7.YOU CAN WEAR THEIR UNDERWEAR
Boxer shorts are amazing. They’re big, they’re baggy, most men look adorable in them, and they are wonderful to borrow. You can sleep in them, lounge around the house in them, and with a cute T-shirt and the right shoes, you can even wear boxers out to breakfast! A word of caution: Don’t borrow their jockey shorts. Jockey shorts are just too weird. They have that extra pocket in the front—what is that for? Change? Their car keys? Plus, what if, God forbid, his jockey shorts are too tight for you? This would mean that your butt is bigger than his—and is there a more depressing thought?

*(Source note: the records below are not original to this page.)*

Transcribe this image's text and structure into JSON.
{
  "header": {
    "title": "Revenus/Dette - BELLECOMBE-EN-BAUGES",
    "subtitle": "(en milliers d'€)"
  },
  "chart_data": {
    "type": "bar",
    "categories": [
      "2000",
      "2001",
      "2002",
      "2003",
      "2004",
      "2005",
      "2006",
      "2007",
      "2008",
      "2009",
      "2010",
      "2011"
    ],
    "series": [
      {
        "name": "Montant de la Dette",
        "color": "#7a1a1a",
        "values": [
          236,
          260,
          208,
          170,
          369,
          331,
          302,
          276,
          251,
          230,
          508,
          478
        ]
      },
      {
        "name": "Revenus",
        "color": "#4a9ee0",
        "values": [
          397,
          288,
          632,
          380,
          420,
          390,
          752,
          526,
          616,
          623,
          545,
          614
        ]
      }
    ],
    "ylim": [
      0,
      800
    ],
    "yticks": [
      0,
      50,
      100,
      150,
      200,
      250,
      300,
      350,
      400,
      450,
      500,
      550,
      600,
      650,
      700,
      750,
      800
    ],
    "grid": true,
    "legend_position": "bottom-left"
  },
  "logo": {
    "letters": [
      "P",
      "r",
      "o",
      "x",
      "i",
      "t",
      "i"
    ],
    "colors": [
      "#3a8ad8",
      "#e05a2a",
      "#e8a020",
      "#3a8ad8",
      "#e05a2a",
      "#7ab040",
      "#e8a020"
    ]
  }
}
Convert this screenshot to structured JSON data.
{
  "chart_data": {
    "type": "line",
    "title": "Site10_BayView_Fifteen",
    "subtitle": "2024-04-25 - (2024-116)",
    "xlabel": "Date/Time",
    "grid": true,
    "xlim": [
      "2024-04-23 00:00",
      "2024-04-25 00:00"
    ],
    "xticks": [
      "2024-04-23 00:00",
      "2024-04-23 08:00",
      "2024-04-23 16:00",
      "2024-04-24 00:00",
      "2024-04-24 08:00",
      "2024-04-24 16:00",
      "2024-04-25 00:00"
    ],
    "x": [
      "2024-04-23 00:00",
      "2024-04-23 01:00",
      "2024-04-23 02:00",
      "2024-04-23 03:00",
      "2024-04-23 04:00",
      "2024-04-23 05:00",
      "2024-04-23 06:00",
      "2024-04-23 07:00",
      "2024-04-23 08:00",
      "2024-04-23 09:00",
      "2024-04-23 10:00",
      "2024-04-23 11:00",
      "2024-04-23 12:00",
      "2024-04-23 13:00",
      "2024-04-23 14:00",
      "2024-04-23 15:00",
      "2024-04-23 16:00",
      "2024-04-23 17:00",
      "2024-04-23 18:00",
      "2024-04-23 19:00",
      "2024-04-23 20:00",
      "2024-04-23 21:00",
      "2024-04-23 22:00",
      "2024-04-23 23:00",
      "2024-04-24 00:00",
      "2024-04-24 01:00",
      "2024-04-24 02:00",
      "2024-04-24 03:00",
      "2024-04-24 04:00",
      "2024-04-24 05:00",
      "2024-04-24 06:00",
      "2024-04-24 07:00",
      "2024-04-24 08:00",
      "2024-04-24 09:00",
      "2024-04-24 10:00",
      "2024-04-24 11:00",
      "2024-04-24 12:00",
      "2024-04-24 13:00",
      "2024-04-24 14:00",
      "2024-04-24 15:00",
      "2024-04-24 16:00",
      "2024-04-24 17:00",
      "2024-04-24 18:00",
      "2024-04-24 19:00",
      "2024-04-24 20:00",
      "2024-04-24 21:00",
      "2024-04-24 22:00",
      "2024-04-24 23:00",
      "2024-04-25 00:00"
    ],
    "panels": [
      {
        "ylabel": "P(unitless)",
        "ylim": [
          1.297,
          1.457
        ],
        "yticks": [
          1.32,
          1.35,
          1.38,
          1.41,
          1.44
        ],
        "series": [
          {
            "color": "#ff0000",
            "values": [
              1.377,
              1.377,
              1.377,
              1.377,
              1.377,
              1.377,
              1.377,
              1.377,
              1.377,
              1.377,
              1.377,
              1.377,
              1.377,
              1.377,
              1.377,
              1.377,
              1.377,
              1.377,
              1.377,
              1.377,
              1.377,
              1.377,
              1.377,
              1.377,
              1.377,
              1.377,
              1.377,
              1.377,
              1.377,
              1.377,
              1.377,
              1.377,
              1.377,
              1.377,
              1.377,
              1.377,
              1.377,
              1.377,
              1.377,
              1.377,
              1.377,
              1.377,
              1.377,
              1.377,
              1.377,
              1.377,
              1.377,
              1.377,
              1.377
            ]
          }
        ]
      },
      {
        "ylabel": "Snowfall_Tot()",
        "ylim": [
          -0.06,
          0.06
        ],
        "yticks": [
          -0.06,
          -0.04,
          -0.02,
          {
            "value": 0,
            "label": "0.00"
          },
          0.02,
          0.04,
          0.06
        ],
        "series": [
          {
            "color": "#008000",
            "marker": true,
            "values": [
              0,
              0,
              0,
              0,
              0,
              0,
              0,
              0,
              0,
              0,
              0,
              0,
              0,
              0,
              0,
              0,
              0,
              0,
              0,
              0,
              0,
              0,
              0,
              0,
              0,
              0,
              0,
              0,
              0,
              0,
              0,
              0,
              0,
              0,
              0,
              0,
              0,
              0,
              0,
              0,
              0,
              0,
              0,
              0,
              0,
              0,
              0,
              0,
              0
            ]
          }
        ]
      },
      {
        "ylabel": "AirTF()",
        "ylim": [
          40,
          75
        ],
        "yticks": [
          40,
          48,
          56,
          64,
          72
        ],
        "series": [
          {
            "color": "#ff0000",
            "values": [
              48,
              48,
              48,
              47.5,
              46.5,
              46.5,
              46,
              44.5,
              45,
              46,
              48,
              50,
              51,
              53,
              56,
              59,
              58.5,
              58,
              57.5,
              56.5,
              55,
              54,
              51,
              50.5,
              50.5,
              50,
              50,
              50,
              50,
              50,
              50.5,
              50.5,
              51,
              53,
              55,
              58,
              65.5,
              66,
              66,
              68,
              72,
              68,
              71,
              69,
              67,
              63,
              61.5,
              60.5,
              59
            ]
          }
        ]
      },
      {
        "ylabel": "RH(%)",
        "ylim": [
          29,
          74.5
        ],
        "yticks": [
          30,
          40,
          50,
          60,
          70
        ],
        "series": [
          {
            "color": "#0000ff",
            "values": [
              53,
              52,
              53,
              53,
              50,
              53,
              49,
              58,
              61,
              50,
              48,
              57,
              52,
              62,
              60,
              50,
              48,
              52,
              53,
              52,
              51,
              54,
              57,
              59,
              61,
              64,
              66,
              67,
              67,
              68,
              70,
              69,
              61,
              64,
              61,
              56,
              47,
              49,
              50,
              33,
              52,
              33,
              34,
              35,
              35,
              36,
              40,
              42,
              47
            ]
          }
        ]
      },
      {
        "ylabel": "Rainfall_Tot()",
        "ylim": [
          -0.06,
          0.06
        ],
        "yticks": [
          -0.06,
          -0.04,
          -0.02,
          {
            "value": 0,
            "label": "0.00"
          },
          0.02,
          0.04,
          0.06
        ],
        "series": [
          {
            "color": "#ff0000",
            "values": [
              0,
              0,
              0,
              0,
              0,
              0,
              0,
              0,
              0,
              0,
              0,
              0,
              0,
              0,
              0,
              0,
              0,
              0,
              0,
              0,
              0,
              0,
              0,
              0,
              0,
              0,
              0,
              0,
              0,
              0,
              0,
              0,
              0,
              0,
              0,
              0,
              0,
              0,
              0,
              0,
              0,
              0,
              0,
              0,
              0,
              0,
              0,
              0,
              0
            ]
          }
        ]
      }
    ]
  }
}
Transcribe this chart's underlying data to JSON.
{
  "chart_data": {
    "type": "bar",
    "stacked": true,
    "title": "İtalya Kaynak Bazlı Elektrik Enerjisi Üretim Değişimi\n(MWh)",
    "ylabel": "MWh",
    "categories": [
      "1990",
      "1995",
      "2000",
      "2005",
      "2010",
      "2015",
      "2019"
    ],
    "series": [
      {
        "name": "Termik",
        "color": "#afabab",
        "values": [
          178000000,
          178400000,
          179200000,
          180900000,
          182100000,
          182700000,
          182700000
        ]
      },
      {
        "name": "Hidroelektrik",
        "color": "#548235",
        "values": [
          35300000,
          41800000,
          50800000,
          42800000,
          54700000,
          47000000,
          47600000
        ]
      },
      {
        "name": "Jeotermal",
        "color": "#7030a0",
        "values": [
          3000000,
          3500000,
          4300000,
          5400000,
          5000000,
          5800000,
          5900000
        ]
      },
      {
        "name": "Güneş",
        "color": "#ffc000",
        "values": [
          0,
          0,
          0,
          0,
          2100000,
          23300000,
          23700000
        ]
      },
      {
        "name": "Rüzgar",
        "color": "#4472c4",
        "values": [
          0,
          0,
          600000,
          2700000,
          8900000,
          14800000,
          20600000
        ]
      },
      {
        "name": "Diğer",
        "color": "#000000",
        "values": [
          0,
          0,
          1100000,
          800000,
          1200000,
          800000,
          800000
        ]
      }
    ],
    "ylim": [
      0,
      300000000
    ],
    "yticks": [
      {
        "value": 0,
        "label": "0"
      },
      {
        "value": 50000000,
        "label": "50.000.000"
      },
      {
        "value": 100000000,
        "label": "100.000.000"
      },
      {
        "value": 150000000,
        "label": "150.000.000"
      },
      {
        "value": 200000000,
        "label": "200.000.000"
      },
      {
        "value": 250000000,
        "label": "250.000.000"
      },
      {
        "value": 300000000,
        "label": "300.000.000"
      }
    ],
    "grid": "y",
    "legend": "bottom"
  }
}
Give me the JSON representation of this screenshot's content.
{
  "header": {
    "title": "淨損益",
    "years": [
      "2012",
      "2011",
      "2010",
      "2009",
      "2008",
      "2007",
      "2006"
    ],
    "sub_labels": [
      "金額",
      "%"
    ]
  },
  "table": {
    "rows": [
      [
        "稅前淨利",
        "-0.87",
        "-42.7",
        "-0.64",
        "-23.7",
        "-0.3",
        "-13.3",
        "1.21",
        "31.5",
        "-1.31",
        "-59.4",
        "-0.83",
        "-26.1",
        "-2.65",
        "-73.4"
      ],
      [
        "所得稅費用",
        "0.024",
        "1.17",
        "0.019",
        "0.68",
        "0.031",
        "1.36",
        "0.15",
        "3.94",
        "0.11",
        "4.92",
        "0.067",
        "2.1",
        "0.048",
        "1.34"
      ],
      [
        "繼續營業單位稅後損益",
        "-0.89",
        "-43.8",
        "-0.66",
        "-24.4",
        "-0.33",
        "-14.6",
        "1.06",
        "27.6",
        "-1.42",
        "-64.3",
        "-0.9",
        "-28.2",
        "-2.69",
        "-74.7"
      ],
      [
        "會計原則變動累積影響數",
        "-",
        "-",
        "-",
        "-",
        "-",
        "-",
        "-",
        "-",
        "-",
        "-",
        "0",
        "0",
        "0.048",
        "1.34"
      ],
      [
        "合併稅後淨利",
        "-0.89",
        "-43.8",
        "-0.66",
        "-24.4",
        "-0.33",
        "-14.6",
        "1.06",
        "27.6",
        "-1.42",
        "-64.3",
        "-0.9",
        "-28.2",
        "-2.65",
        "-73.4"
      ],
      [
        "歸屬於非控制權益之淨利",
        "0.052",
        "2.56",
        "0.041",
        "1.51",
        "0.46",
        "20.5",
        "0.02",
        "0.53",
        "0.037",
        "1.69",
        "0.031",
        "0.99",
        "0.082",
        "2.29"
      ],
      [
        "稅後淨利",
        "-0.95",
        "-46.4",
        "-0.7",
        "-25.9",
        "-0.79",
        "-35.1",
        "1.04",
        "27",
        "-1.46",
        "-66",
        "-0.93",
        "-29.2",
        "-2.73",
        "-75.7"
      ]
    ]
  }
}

8.MEN AREN’T DUMB ENOUGH TO BE PROFESSIONAL CHEERLEADERS
Every professional sports team has cheerleaders. Women who run around in skimpy costumes, who follow the team from city to city, who spend hours practicing dorky routines, and who get paid almost nothing. Is this a career? Why do they do it? So they can marry one of the players and never have to work again?
9.MEN DON’T GET PERIODS
As frustrating as men can be, can you imagine what they would be like if they got periods? If you had to deal with them bragging about their gas mileage and crying because their oil needed to be changed? What if you found them hiding in the closet, reading Sports Illustrated while chugging a pint of Haagen-Dazs? Maybe it’s good they’re insensitive.